Keeping them in
FORTY-FIVE percent of Mexican-American and Puerto Rican students in the continental United States drop out of school, compared with 17 percent of Anglos , according to a new study. And nearly half of these drop out before high school , reports a survey by the National Commission on Secondary School for Hispanics.
For the benefit of young Hispanics and the rest of the nation, this situation must be turned around. Increasingly jobs, not to mention the requirements of everyday living, are demanding a high degree of literacy and learning from adults. It is a trend that will accelerate. To participate to their fullest capabilities in society, tomorrow's adults will have to be well educated. Schooling thus becomes a key to the future for all of today's American children, whether white, Hispanic, black, or other grouping.

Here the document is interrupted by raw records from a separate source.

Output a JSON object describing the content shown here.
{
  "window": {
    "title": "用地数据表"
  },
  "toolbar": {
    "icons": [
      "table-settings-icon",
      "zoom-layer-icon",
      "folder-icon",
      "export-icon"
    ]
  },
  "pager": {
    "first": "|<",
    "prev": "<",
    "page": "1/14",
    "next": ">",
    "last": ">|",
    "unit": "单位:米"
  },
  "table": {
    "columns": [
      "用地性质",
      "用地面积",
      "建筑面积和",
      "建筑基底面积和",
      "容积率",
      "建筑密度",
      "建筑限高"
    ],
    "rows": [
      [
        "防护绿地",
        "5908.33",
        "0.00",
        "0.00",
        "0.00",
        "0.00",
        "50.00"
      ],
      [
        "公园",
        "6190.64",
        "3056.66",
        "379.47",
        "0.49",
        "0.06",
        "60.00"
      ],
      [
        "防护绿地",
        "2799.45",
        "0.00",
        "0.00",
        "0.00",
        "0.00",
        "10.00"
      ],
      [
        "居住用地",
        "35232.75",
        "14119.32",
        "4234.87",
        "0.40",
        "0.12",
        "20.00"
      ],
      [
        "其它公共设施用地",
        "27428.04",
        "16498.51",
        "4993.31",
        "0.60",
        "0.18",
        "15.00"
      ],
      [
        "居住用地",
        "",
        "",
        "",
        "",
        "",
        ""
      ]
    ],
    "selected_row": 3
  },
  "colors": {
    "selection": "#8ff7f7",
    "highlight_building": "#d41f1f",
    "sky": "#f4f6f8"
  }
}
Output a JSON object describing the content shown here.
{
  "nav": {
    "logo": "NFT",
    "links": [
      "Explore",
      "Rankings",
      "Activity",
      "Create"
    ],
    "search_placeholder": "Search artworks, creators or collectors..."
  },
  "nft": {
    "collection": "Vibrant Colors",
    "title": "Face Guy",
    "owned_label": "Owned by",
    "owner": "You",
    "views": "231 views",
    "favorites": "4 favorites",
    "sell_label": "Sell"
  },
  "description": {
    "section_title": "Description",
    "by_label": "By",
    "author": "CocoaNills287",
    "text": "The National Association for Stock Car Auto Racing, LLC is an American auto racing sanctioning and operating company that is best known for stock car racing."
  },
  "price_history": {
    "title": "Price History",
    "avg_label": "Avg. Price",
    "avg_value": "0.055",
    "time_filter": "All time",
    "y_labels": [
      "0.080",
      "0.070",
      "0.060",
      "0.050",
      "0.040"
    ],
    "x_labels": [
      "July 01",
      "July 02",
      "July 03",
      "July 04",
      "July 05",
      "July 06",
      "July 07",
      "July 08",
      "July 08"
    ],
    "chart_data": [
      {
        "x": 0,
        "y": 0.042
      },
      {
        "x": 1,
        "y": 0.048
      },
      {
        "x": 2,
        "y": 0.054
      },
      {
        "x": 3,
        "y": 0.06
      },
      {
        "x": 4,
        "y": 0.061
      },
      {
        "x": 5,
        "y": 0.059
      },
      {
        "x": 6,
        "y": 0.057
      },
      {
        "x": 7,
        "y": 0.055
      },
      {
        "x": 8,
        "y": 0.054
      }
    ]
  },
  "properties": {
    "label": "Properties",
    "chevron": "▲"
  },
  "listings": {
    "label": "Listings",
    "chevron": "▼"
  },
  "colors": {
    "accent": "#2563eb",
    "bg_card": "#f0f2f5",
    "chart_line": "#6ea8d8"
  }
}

School boards whose systems enroll sizable numbers of Hispanic children should look anew at their dropout rates and take steps to meet the educational requirements of Hispanics or others who are dropping out. The new study says some Hispanics quit because they feel schools do not care about them or about helping them to meet their career aspirations. In some schools it would help to provide more appropriate educational challenges, tutoring aid, or more counseling for students on the road to dropping out.
Similarly, the importance of persuading their children to complete school should be clearly pointed out to all parents.
Adding urgency to the problem: Hispanics are the fastest-growing ethnic group in the United States. And there is the language challenge. Some Hispanic students require special aid in English, the report says; but it finds too little help is provided and that no federal money is now available to aid them.